If the \(\mu_0\) falls outside the CI, we have sufficient evidence to reject \(H_0\).
Returning to the Two sided Test, let’s find the corresponding 95% CI:
\[ \begin{align} \bar x &\pm z_{\alpha/2} \frac{\sigma}{\sqrt{n}}\\ 19.66 &\pm \frac{1.2}{\sqrt{40}}\\ 19.66 &\pm 0.371877 \\ [19.29&, 20.03] \end{align} \]
Since \(\mu_0 = 20\) falls within the 95% CI, we have insufficient evidence to reject the null hypothesis.
Returning to Exercise 1, a 95% CI based on 14 out of 80 “yes”s.
\[ \begin{align} \hat p &\pm z_{\alpha/2} \sqrt{\frac{p_0(1-p_0)}{n}}\\ 0.175 &\pm 1.96 \frac{0.13(1- 0.13)}{\sqrt{80}}\\ 0.175 &\pm 0.07369574 \\ [0.1013&, 0.2487] \end{align} \]
Since \(p_0\) = 0.13 lies within this CI we would fail to reject the null hypothesis that \(p = 0.13\)
Returning to Exercise 1, a 95% CI based on 17 out of 80 “yes”s.

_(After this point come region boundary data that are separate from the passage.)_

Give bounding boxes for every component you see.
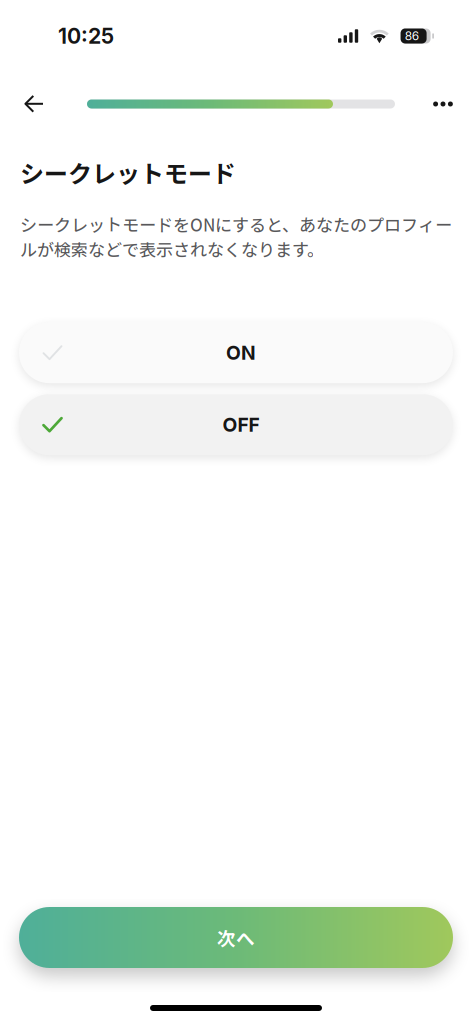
button[interactable]: ON — [19, 322, 453, 383]
staticText: OFF — [222, 413, 260, 436]
button[interactable]: Back — [12, 82, 56, 126]
staticText: ON — [226, 341, 256, 364]
staticText: 10:25 — [58, 23, 114, 49]
button[interactable]: OFF — [19, 394, 453, 455]
staticText: シークレットモード — [20, 155, 236, 190]
staticText: シークレットモードをONにすると、あなたのプロフィールが検索などで表示されなくな… — [20, 212, 452, 261]
staticText: 86 — [405, 29, 419, 43]
staticText: 次へ — [217, 924, 255, 951]
button[interactable]: More options — [421, 82, 465, 126]
button[interactable]: 次へ — [19, 907, 453, 968]
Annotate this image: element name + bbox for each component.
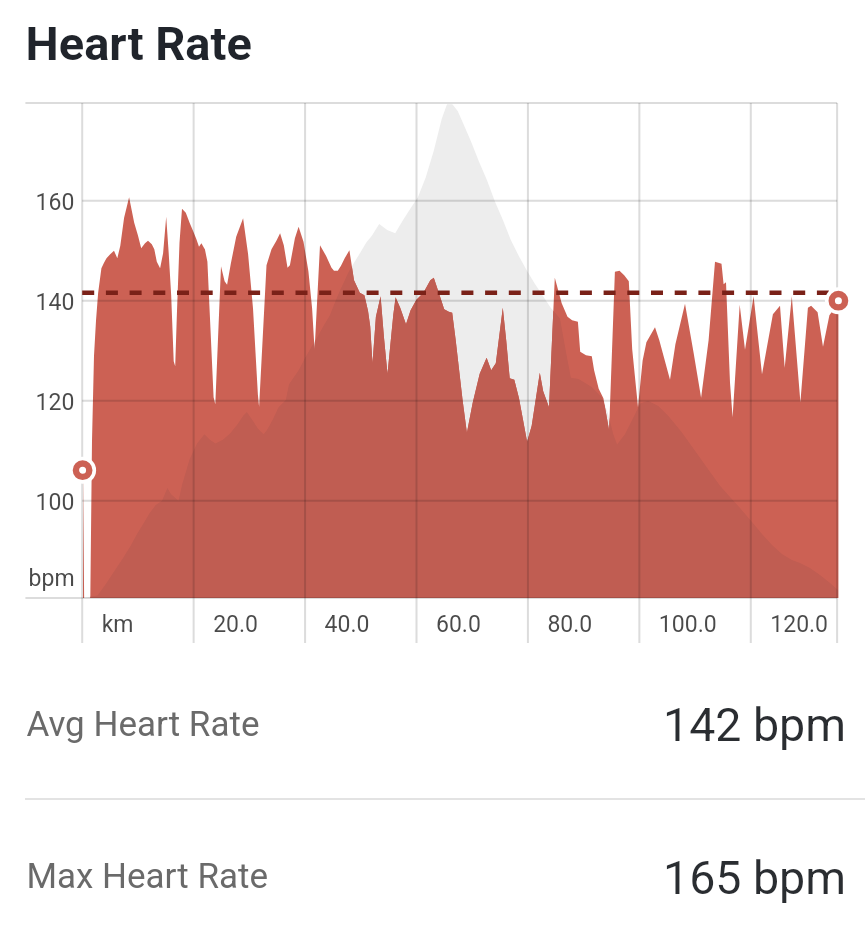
button[interactable]: Heart rate chart	[0, 76, 865, 650]
button[interactable]	[0, 685, 865, 762]
button[interactable]	[0, 763, 865, 840]
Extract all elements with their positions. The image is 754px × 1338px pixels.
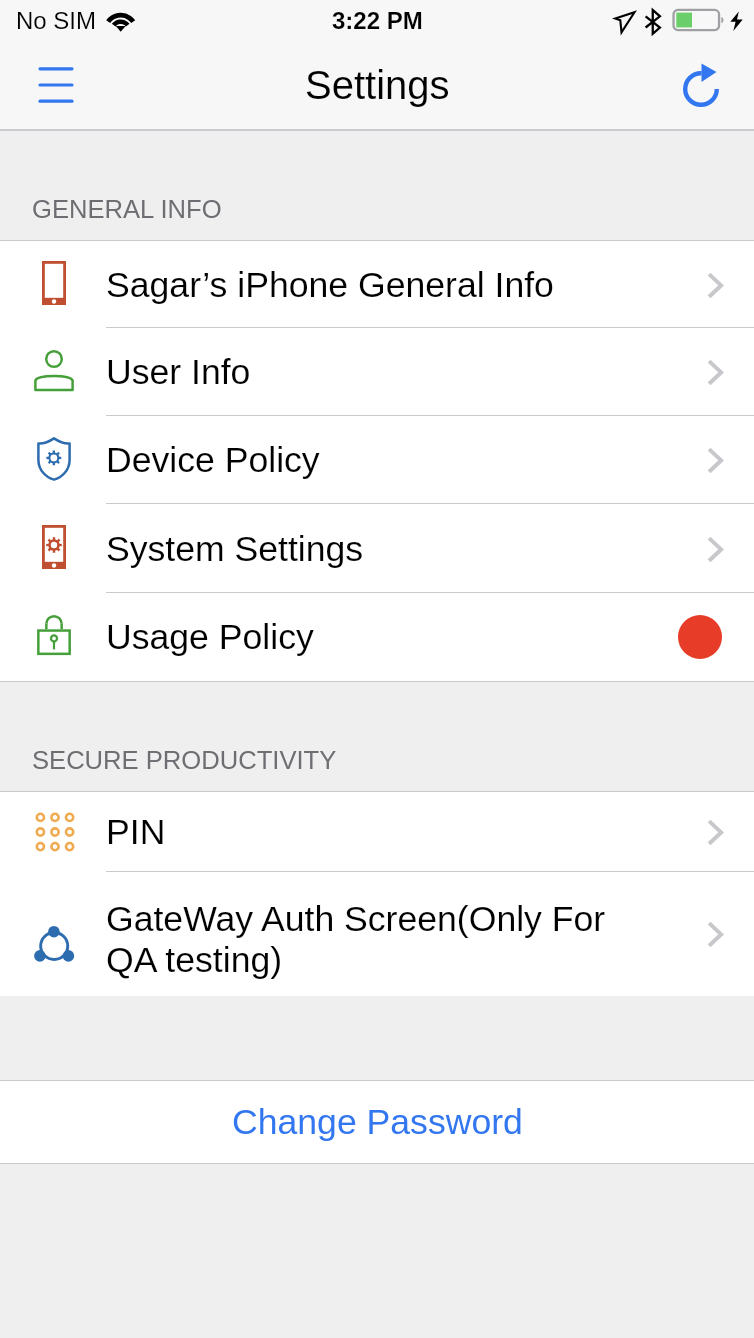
staticText: Usage Policy <box>106 617 654 657</box>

\[ \begin{align} \hat p &\pm z_{\alpha/2} \sqrt{\frac{p_0(1-p_0)}{n}}\\ 0.2125 &\pm 1.96 \frac{0.13(1- 0.13)}{\sqrt{80}}\\ 0.2125 &\pm 0.07369574 \\ [0.1388&, 0.2862] \end{align} \]
Since \(p_0\) = 0.13 does not lie within this CI would have sufficient evidence to reject the null hypothesis that \(p = 0.13\)
Connection with p-values and CI
The \(p\)-value for a two-sided hypothesis test of \(H_0: \mu = \mu_0\) is found to be 0.021. Would a 95% confidence interval for \(\mu\) contain \(\mu_0\)
Connection with p-values and CIs
The \(p\)-value for a two-sided hypothesis test of \(H_0: \mu = \mu_0\) is found to be 0.021. Would a 99% confidence interval for \(\mu\) contain \(\mu_0\)
Comments
When the observed test statistics falls in the rejection region, we will necessarily have a significant \(p\)-value and vice versa.